3-1-03, 11:45 a.m.
3-1-03, 4 p.m.
BY GEOFF HOBSON
Carl Powell is the first free-agent to join the Marvin Lewis Bengals and why not? The man who very well could be the Opening Day left defensive end is just the kind of guy Lewis wants for his blue-collar blueprint to turn around a franchise.
Powell isn't a big-name guy from a big-name school who has more signing bonuses than tackles and has his mail forwarded each February to the Pro Bowl. He's advertised as all-out, high-motor, athletic, tough, smart, and has overcome the adversity of injuries and the waiver wire. A role player for a coach who wants 11 role players for a defense where no one is going to wander off on his own.
"I feel real comfortable with Marvin. It's an honor to go play in 'The Jungle,'" Powell said Saturday after agreeing to a two-year deal. "I know Marvin is going to do special things there. He's looking for guys that are accountable and who know what their role is in the scheme. When you play with confidence, you make plays you might not normally make."
The Bengals, waiting on the paperwork, didn't comment on the signing, but it was confirmed by agent Jerrold Colton and Powell.

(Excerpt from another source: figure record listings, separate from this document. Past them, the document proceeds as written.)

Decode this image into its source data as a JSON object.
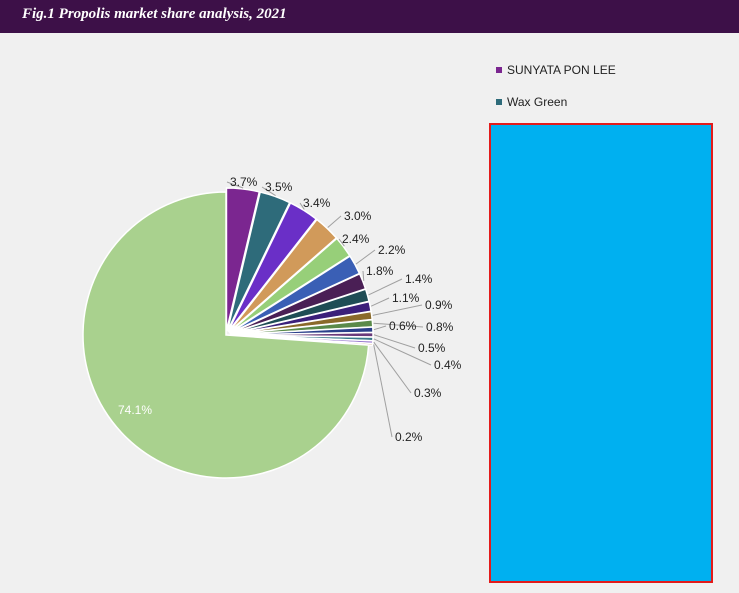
{
  "header": {
    "title": "Fig.1  Propolis market share analysis, 2021"
  },
  "legend": [
    {
      "label": "SUNYATA PON LEE",
      "color": "#7b2690"
    },
    {
      "label": "Wax Green",
      "color": "#2e6b7a"
    }
  ],
  "chart_data": {
    "type": "pie",
    "title": "Fig.1  Propolis market share analysis, 2021",
    "slices": [
      {
        "label": "3.7%",
        "value": 3.7,
        "color": "#7b2690"
      },
      {
        "label": "3.5%",
        "value": 3.5,
        "color": "#2e6b7a"
      },
      {
        "label": "3.4%",
        "value": 3.4,
        "color": "#6a2fc7"
      },
      {
        "label": "3.0%",
        "value": 3.0,
        "color": "#d19a5a"
      },
      {
        "label": "2.4%",
        "value": 2.4,
        "color": "#97cf79"
      },
      {
        "label": "2.2%",
        "value": 2.2,
        "color": "#3a5fb5"
      },
      {
        "label": "1.8%",
        "value": 1.8,
        "color": "#4a1f55"
      },
      {
        "label": "1.4%",
        "value": 1.4,
        "color": "#1f4d55"
      },
      {
        "label": "1.1%",
        "value": 1.1,
        "color": "#3b1f7a"
      },
      {
        "label": "0.9%",
        "value": 0.9,
        "color": "#8a6a2a"
      },
      {
        "label": "0.8%",
        "value": 0.8,
        "color": "#5a8a4a"
      },
      {
        "label": "0.6%",
        "value": 0.6,
        "color": "#2a3f8a"
      },
      {
        "label": "0.5%",
        "value": 0.5,
        "color": "#6a3a7a"
      },
      {
        "label": "0.4%",
        "value": 0.4,
        "color": "#3a7a8a"
      },
      {
        "label": "0.3%",
        "value": 0.3,
        "color": "#9a7ad0"
      },
      {
        "label": "0.2%",
        "value": 0.2,
        "color": "#d0b080"
      },
      {
        "label": "74.1%",
        "value": 74.1,
        "color": "#a9d18e"
      }
    ]
  }
}
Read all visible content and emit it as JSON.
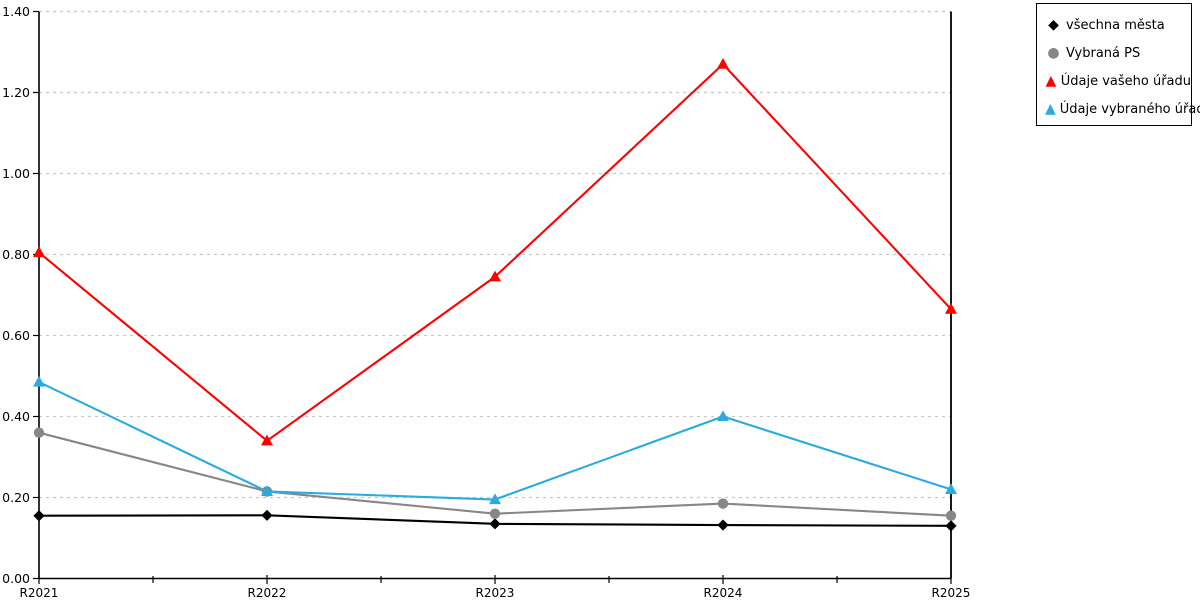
{
  "chart_data": {
    "type": "line",
    "title": "",
    "xlabel": "",
    "ylabel": "",
    "categories": [
      "R2021",
      "R2022",
      "R2023",
      "R2024",
      "R2025"
    ],
    "series": [
      {
        "name": "všechna města",
        "color": "#000000",
        "marker": "diamond",
        "values": [
          0.155,
          0.156,
          0.135,
          0.132,
          0.13
        ]
      },
      {
        "name": "Vybraná PS",
        "color": "#878787",
        "marker": "circle",
        "values": [
          0.36,
          0.215,
          0.16,
          0.185,
          0.155
        ]
      },
      {
        "name": "Údaje vašeho úřadu",
        "color": "#ff0000",
        "marker": "triangle",
        "values": [
          0.805,
          0.34,
          0.745,
          1.27,
          0.665
        ]
      },
      {
        "name": "Údaje vybraného úřadu",
        "color": "#29abe2",
        "marker": "triangle",
        "values": [
          0.485,
          0.215,
          0.195,
          0.4,
          0.22
        ]
      }
    ],
    "ylim": [
      0.0,
      1.4
    ],
    "ytick_step": 0.2,
    "ytick_labels": [
      "0.00",
      "0.20",
      "0.40",
      "0.60",
      "0.80",
      "1.00",
      "1.20",
      "1.40"
    ],
    "grid": "horizontal-dashed",
    "legend_position": "top-right",
    "marker_glyphs": {
      "diamond": "◆",
      "circle": "●",
      "triangle": "▲"
    },
    "colors": {
      "background": "#ffffff",
      "grid": "#c8c8c8",
      "axis": "#000000",
      "legend_border": "#000000"
    }
  }
}
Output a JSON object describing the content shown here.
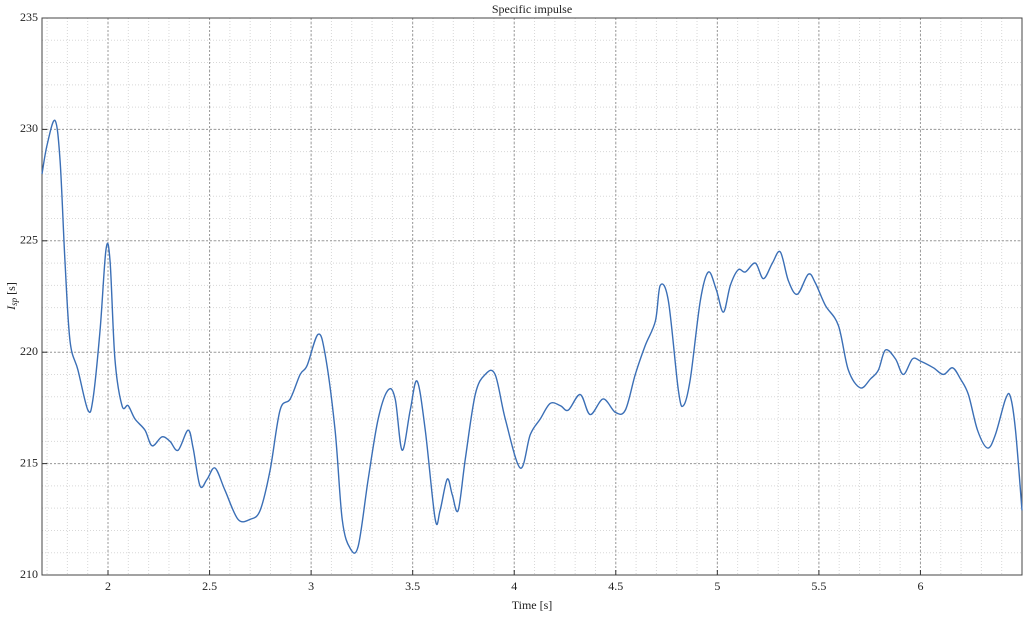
{
  "chart_data": {
    "type": "line",
    "title": "Specific impulse",
    "xlabel": "Time [s]",
    "ylabel": {
      "main": "I",
      "sub": "sp",
      "unit": "[s]"
    },
    "xlim": [
      1.675,
      6.5
    ],
    "ylim": [
      210,
      235
    ],
    "xticks": [
      2,
      2.5,
      3,
      3.5,
      4,
      4.5,
      5,
      5.5,
      6
    ],
    "yticks": [
      210,
      215,
      220,
      225,
      230,
      235
    ],
    "grid": true,
    "minor_grid": true,
    "series": [
      {
        "color": "#3b6fb6",
        "x": [
          1.675,
          1.7,
          1.739,
          1.764,
          1.788,
          1.813,
          1.852,
          1.901,
          1.926,
          1.961,
          1.99,
          2.01,
          2.034,
          2.069,
          2.099,
          2.133,
          2.182,
          2.217,
          2.266,
          2.305,
          2.345,
          2.394,
          2.419,
          2.453,
          2.488,
          2.527,
          2.576,
          2.64,
          2.7,
          2.749,
          2.798,
          2.847,
          2.897,
          2.946,
          2.98,
          3.034,
          3.069,
          3.118,
          3.153,
          3.192,
          3.232,
          3.281,
          3.33,
          3.379,
          3.414,
          3.448,
          3.488,
          3.522,
          3.562,
          3.611,
          3.635,
          3.67,
          3.695,
          3.724,
          3.759,
          3.808,
          3.857,
          3.906,
          3.956,
          4.03,
          4.079,
          4.128,
          4.177,
          4.227,
          4.266,
          4.325,
          4.374,
          4.438,
          4.498,
          4.547,
          4.596,
          4.645,
          4.695,
          4.719,
          4.759,
          4.808,
          4.833,
          4.867,
          4.916,
          4.956,
          4.995,
          5.03,
          5.064,
          5.103,
          5.138,
          5.187,
          5.227,
          5.271,
          5.31,
          5.35,
          5.394,
          5.448,
          5.483,
          5.532,
          5.596,
          5.645,
          5.704,
          5.754,
          5.793,
          5.828,
          5.877,
          5.916,
          5.961,
          6.0,
          6.064,
          6.113,
          6.158,
          6.197,
          6.236,
          6.281,
          6.33,
          6.369,
          6.419,
          6.443,
          6.468,
          6.5
        ],
        "values": [
          228.0,
          229.3,
          230.4,
          228.6,
          224.1,
          220.5,
          219.2,
          217.4,
          217.9,
          221.0,
          224.6,
          224.1,
          219.7,
          217.6,
          217.6,
          217.0,
          216.5,
          215.8,
          216.2,
          216.0,
          215.6,
          216.5,
          215.7,
          214.0,
          214.3,
          214.8,
          213.8,
          212.5,
          212.5,
          212.9,
          214.7,
          217.4,
          217.9,
          219.0,
          219.4,
          220.8,
          219.9,
          216.5,
          212.5,
          211.2,
          211.3,
          214.3,
          217.0,
          218.3,
          217.9,
          215.6,
          217.4,
          218.7,
          216.5,
          212.5,
          212.9,
          214.3,
          213.6,
          212.9,
          215.2,
          218.1,
          219.0,
          219.0,
          217.0,
          214.8,
          216.3,
          217.0,
          217.7,
          217.6,
          217.4,
          218.1,
          217.2,
          217.9,
          217.3,
          217.4,
          219.0,
          220.3,
          221.4,
          223.0,
          222.3,
          218.3,
          217.6,
          218.8,
          222.3,
          223.6,
          222.8,
          221.8,
          223.0,
          223.7,
          223.6,
          224.0,
          223.3,
          224.0,
          224.5,
          223.2,
          222.6,
          223.5,
          223.1,
          222.1,
          221.2,
          219.2,
          218.4,
          218.8,
          219.2,
          220.1,
          219.7,
          219.0,
          219.7,
          219.6,
          219.3,
          219.0,
          219.3,
          218.8,
          218.1,
          216.5,
          215.7,
          216.3,
          217.9,
          218.0,
          216.5,
          212.9
        ]
      }
    ]
  }
}
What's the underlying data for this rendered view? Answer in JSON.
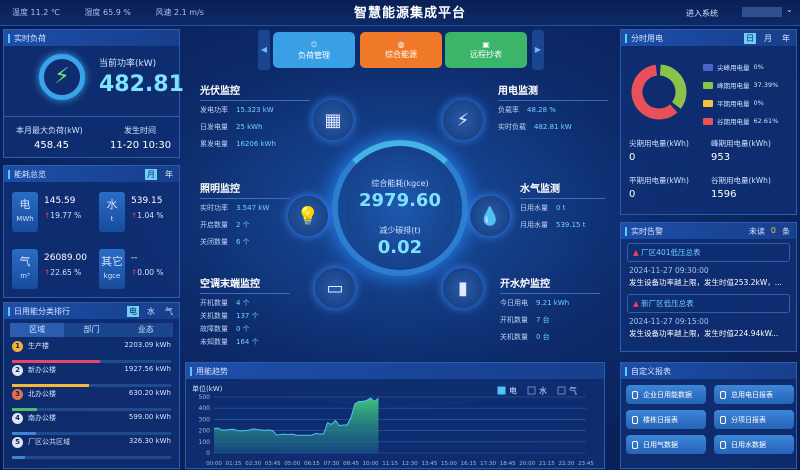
{
  "header": {
    "title": "智慧能源集成平台",
    "weather": [
      "温度 11.2 ℃",
      "湿度 65.9 %",
      "风速 2.1 m/s"
    ],
    "enter": "进入系统",
    "user_chevron": "⌄"
  },
  "realtime_load": {
    "title": "实时负荷",
    "power_label": "当前功率(kW)",
    "power": "482.81",
    "max_label": "本月最大负荷(kW)",
    "max": "458.45",
    "time_label": "发生时间",
    "time": "11-20 10:30"
  },
  "overview": {
    "title": "能耗总览",
    "toggle": [
      "月",
      "年"
    ],
    "items": [
      {
        "name": "电",
        "unit": "MWh",
        "value": "145.59",
        "change": "19.77 %"
      },
      {
        "name": "水",
        "unit": "t",
        "value": "539.15",
        "change": "1.04 %"
      },
      {
        "name": "气",
        "unit": "m³",
        "value": "26089.00",
        "change": "22.65 %"
      },
      {
        "name": "其它",
        "unit": "kgce",
        "value": "--",
        "change": "0.00 %"
      }
    ]
  },
  "ranking": {
    "title": "日用能分类排行",
    "toggle": [
      "电",
      "水",
      "气"
    ],
    "tabs": [
      "区域",
      "部门",
      "业态"
    ],
    "items": [
      {
        "rank": "1",
        "name": "生产楼",
        "value": "2203.09 kWh",
        "num": 2203.09,
        "color": "#e8456a",
        "medal": "#f2b233"
      },
      {
        "rank": "2",
        "name": "新办公楼",
        "value": "1927.56 kWh",
        "num": 1927.56,
        "color": "#f5b83a",
        "medal": "#dfe6f2"
      },
      {
        "rank": "3",
        "name": "北办公楼",
        "value": "630.20 kWh",
        "num": 630.2,
        "color": "#52b86a",
        "medal": "#e8704a"
      },
      {
        "rank": "4",
        "name": "南办公楼",
        "value": "599.00 kWh",
        "num": 599.0,
        "color": "#3b86d8",
        "medal": "#dfe6f2"
      },
      {
        "rank": "5",
        "name": "厂区公共区域",
        "value": "326.30 kWh",
        "num": 326.3,
        "color": "#3b86d8",
        "medal": "#dfe6f2"
      }
    ]
  },
  "nav": {
    "buttons": [
      {
        "label": "负荷管理",
        "color": "#3aa0e6",
        "icon": "⏲"
      },
      {
        "label": "综合能源",
        "color": "#f07a2a",
        "icon": "◍"
      },
      {
        "label": "远程抄表",
        "color": "#3bb56a",
        "icon": "▣"
      }
    ],
    "prev": "◀",
    "next": "▶"
  },
  "pv": {
    "title": "光伏监控",
    "rows": [
      [
        "发电功率",
        "15.323 kW"
      ],
      [
        "日发电量",
        "25 kWh"
      ],
      [
        "累发电量",
        "16206 kWh"
      ]
    ]
  },
  "power_mon": {
    "title": "用电监测",
    "rows": [
      [
        "负载率",
        "48.28 %"
      ],
      [
        "实时负载",
        "482.81 kW"
      ]
    ]
  },
  "lighting": {
    "title": "照明监控",
    "rows": [
      [
        "实时功率",
        "3.547 kW"
      ],
      [
        "开启数量",
        "2 个"
      ],
      [
        "关闭数量",
        "6 个"
      ]
    ]
  },
  "water": {
    "title": "水气监测",
    "rows": [
      [
        "日用水量",
        "0 t"
      ],
      [
        "月用水量",
        "539.15 t"
      ]
    ]
  },
  "ac": {
    "title": "空调末端监控",
    "rows": [
      [
        "开机数量",
        "4 个"
      ],
      [
        "关机数量",
        "137 个"
      ],
      [
        "故障数量",
        "0 个"
      ],
      [
        "未知数量",
        "164 个"
      ]
    ]
  },
  "boiler": {
    "title": "开水炉监控",
    "rows": [
      [
        "今日用电",
        "9.21 kWh"
      ],
      [
        "开机数量",
        "7 台"
      ],
      [
        "关机数量",
        "0 台"
      ]
    ]
  },
  "center": {
    "energy_label": "综合能耗(kgce)",
    "energy": "2979.60",
    "carbon_label": "减少碳排(t)",
    "carbon": "0.02"
  },
  "tou": {
    "title": "分时用电",
    "toggle": [
      "日",
      "月",
      "年"
    ],
    "legend": [
      {
        "label": "尖峰用电量",
        "pct": "0%",
        "value": 0,
        "color": "#4a64c8"
      },
      {
        "label": "峰期用电量",
        "pct": "37.39%",
        "value": 37.39,
        "color": "#8bc34a"
      },
      {
        "label": "平期用电量",
        "pct": "0%",
        "value": 0,
        "color": "#f5c242"
      },
      {
        "label": "谷期用电量",
        "pct": "62.61%",
        "value": 62.61,
        "color": "#e8505a"
      }
    ],
    "stats": [
      [
        "尖期用电量(kWh)",
        "0"
      ],
      [
        "峰期用电量(kWh)",
        "953"
      ],
      [
        "平期用电量(kWh)",
        "0"
      ],
      [
        "谷期用电量(kWh)",
        "1596"
      ]
    ]
  },
  "alarms": {
    "title": "实时告警",
    "unread_label": "未读",
    "unread": "0",
    "unit": "条",
    "items": [
      {
        "name": "厂区401低压总表",
        "time": "2024-11-27 09:30:00",
        "msg": "发生设备功率越上限，发生时值253.2kW，..."
      },
      {
        "name": "新厂区低压总表",
        "time": "2024-11-27 09:15:00",
        "msg": "发生设备功率越上限，发生时值224.94kW..."
      }
    ]
  },
  "reports": {
    "title": "自定义报表",
    "buttons": [
      "企业日用能数据",
      "总用电日报表",
      "楼栋日报表",
      "分项日报表",
      "日用气数据",
      "日用水数据"
    ]
  },
  "chart_data": {
    "type": "area",
    "title": "用能趋势",
    "ylabel": "单位(kW)",
    "ylim": [
      0,
      500
    ],
    "yticks": [
      0,
      100,
      200,
      300,
      400,
      500
    ],
    "xticks": [
      "00:00",
      "01:15",
      "02:30",
      "03:45",
      "05:00",
      "06:15",
      "07:30",
      "08:45",
      "10:00",
      "11:15",
      "12:30",
      "13:45",
      "15:00",
      "16:15",
      "17:30",
      "18:45",
      "20:00",
      "21:15",
      "22:30",
      "23:45"
    ],
    "legend": [
      {
        "label": "电",
        "checked": true
      },
      {
        "label": "水",
        "checked": false
      },
      {
        "label": "气",
        "checked": false
      }
    ],
    "series": [
      {
        "name": "电",
        "color": "#4fc3f7",
        "x_step_minutes": 15,
        "values": [
          220,
          222,
          205,
          205,
          210,
          212,
          200,
          198,
          200,
          205,
          215,
          210,
          205,
          202,
          205,
          200,
          160,
          165,
          168,
          165,
          168,
          160,
          158,
          158,
          158,
          160,
          175,
          170,
          170,
          270,
          255,
          290,
          245,
          250,
          250,
          320,
          440,
          460,
          460,
          470,
          490,
          460,
          490
        ]
      }
    ]
  }
}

The logistics were complicated because Powell is spending the weekend in Las Vegas.
Powell, 29, has been told he'll have a spin at the left end spot that has been manned by the injury-plagued Vaughn Booker. It looks to be a forerunner of revamping the front line and possibly the front seven financially and athletically. On Saturday, word in the agent community is that linebacker Takeo Spikes is headed to Buffalo Monday for his first recruiting visit.
With the 35-year-old Booker missing more games than he played last season, the Bengals look to be making a financial trade. It's believed Powell got $500,000 up front in a deal that totals about $1.8 million. Booker is scheduled to make $2 million this year, but if they cut him they'll save about $800,000 on the cap, more money to put into a big-name tackle, possibly Sam Adams.
But much of the 6-2, 274-pound Powell's attraction is his ability to play all four spots. He made his first six starts in the NFL last season for the defense Lewis coordinated in Washington, making at least one start each at both tackle spots and right end. He had 31 tackles (21 solos) and three sacks, the third most sacks on the line behind end Bruce Smith with nine and tackle Daryl Gardener with four.
"I'm comfortable where ever they want to play me," Powell said. "People might not know my name now, but I think they'll find out at training camp."
Powell knows he owes a big part of his career to Lewis. In 2001, he played every game for the Bears as a backup tackle and had 15 tackles before Lewis brought him to Washington.
After sitting out the 1999 season, Powell joined the 2000 Ravens when Lewis was the defensive coordinator of a unit that set several NFL records and led Baltimore to a Super Bowl victory. Powell was active for some games, but didn't play. He came into the NFL as a fifth-round pick of the Colts out of Louisville in the 1997 draft but battled injured reserve and other hurts when he tried to get on the field in NFL Europe, and then didn't play in '99.
"I feel like my whole career is in front of me," Powell said. "I see it as an opportunity, where I've got a chance to start and be a part of something special."
Powell, a junior college transfer, played at the University of Louisville and had 11 sacks as a senior, but he still calls Detroit home.
Powell feels like Cincinnati is home, too. Not only is Lewis here, but his position coach from last season, Ricky Hunley, is the Bengals linebackers coach.
"Marvin is a great teacher," Powell said. "He took our defense last year, simplified it, and we still ended up fifth in the league. He didn't even scratch the surface and we still finished that high. He's a real motivator."